Aware of the prospect of law-and-order pushback — at a time when populism has captivated many of his California critics — Brown “enlisted a platoon of law enforcement leaders — including San Diego District Attorney Bonnie Dumanis — to join him when he” rolled out the shorter-sentences measure, noted KQED.
“But those individual voices apparently did not portend a ringing endorsement from other prosecutors across the state: On Thursday, the California District Attorneys Association’s 17-member board of directors voted to oppose the initiative, with just one member abstaining,” the station reported. “The CDAA represents the state’s 58 district attorneys and is a political force in Sacramento. The group’s opposition to Brown’s ballot proposal may explain in part why he choose to go to the ballot instead of going through the state Legislature.”
Lining up opposition
Further fulfilling political expectations, prominent Republicans moved to mobilize support against Brown. In a mailing list email, former Republican Gov. Pete Wilson slammed the would-be law. “The initiative should be entitled ‘The Dangerous Streets Act: A Retreat to Lenient Sentencing of California’s Violent and Serious Criminals.’ If passed, it will undo the protections that were enacted to safeguard Californians from becoming crime victims in the ’70s, ’80s and ’90s,” wrote Wilson, as Debra Saundersobserved at the San Francisco Chronicle. Saunders continued:
“Like Wilson, Michael Rushford of the tough-on-crime Criminal Justice Legal Foundation sees Brown’s plan as an evisceration of California’s landmark Three Strikes Sentencing Law and the state’s Victims’ Bill of Rights — both successful ballot measures that enhanced penalties for repeat offenders. They believe that realignment and Prop. 47 have led to the release of too many bad guys.”
For Brown, however, the proposed initiative would simply continue to reform what even critics acknowledge has long been a dysfunctional and at times abusive prison system. Already, Brown “has approved parole for roughly 2,300 lifers convicted of murder and about 450 lifers sentenced for lesser offenses — a revolution in a state that released only two lifers during former governor Gray Davis’s entire four-year term,” as the Washington Post observed.
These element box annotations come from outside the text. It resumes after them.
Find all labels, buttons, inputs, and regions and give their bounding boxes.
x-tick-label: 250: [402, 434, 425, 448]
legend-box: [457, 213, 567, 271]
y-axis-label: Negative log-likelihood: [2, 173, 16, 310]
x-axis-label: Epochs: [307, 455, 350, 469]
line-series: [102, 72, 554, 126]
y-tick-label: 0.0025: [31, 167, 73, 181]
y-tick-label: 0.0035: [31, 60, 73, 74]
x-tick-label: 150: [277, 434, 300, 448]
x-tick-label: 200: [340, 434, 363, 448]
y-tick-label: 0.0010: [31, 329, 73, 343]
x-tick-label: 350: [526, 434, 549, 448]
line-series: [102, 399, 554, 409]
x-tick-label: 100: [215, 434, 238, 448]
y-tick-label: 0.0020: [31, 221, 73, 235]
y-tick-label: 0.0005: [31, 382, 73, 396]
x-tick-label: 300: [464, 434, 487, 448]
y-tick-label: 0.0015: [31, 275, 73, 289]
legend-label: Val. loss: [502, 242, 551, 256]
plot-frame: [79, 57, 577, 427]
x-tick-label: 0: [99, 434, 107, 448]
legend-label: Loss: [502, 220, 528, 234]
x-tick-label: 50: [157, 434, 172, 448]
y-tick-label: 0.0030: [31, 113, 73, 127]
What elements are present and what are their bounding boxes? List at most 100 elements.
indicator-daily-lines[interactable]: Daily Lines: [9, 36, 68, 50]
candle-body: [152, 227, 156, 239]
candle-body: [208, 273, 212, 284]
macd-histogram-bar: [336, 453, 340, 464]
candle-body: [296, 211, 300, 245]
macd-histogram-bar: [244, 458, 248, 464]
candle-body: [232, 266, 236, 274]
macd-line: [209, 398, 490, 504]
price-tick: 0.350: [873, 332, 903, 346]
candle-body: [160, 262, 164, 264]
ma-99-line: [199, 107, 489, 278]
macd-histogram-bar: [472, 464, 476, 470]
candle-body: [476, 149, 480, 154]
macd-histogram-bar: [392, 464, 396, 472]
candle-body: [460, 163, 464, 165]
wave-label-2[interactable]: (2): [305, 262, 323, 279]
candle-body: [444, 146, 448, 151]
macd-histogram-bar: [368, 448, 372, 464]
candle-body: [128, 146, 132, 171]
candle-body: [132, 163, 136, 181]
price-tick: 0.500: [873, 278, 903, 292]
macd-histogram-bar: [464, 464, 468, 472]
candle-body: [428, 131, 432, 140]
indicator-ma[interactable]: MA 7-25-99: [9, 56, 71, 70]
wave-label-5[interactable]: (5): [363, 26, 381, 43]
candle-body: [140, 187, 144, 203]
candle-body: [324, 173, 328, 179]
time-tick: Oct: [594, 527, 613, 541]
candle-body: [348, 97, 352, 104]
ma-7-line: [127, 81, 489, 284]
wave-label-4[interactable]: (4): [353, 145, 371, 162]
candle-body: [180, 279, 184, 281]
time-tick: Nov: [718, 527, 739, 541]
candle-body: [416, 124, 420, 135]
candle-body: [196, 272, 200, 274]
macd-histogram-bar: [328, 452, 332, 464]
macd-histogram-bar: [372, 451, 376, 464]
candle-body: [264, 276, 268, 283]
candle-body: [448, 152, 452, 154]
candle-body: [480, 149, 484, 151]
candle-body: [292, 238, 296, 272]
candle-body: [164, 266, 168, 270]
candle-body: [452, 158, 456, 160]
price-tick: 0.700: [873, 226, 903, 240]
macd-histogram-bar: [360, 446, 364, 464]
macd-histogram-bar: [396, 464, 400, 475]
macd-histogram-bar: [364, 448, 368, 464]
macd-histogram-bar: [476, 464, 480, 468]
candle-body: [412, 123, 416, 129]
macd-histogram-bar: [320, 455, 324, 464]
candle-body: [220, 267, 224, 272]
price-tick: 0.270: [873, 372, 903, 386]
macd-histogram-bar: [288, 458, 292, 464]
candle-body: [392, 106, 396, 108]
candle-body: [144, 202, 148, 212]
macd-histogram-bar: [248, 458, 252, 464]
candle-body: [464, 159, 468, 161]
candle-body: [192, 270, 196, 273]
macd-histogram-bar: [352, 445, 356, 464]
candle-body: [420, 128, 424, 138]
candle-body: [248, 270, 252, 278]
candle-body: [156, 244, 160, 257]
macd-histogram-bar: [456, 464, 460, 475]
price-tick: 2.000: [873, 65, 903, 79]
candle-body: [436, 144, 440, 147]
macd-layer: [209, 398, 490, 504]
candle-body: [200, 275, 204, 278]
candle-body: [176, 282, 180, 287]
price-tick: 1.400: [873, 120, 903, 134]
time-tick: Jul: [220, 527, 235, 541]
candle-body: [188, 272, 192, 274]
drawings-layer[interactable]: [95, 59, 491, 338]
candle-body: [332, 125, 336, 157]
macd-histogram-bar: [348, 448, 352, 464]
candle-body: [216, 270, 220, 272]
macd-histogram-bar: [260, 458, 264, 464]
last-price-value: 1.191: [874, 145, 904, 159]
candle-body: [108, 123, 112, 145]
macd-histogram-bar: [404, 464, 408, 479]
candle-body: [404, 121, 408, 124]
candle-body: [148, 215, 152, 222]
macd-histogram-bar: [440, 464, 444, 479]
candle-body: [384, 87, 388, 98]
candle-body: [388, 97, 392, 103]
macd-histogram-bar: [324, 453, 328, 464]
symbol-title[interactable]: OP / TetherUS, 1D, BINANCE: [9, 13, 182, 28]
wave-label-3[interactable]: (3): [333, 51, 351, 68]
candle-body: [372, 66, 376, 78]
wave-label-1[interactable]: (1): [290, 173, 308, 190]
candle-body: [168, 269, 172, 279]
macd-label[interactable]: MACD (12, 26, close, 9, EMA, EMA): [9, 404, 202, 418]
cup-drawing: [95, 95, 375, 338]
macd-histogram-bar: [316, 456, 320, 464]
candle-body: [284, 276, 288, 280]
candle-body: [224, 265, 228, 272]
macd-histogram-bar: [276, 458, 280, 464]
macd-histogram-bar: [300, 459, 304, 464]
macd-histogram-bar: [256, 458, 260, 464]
Nevertheless, as the paper reported, Brown has faced a conundrum in following court orders to thin out the state’s incarcerated population: “As many as 90 percent of inmates in 2013 had either a violent or serious felony conviction, according to the Public Policy Institute of California. That left the state with little choice for bringing prisoner counts down.”
Compounding the trouble, cost savings Brown promised for changing course have yet to materialize. “Federal judges required the state to reduce the headcount in the state’s 34 main adult prisons more than officials wished, according to the revised long-term plan Brown’s administration released Wednesday at the insistence of state lawmakers,” the Orange County Register noted. That change, said officials, lead to “a $3 billion annual difference between the promised savings and the $10.5 billion corrections department budget Gov. Jerry Brown proposed earlier this month, in part because the state also chose to boost the number of prison beds available.”
And in the wake of a withering state report on the culture of abuse that persists in the prison system, incoming secretary of the Department of Corrections and Rehabilitation Scott Kernan has vowed to invest in new leadership and diversity training programs for guards and other employees.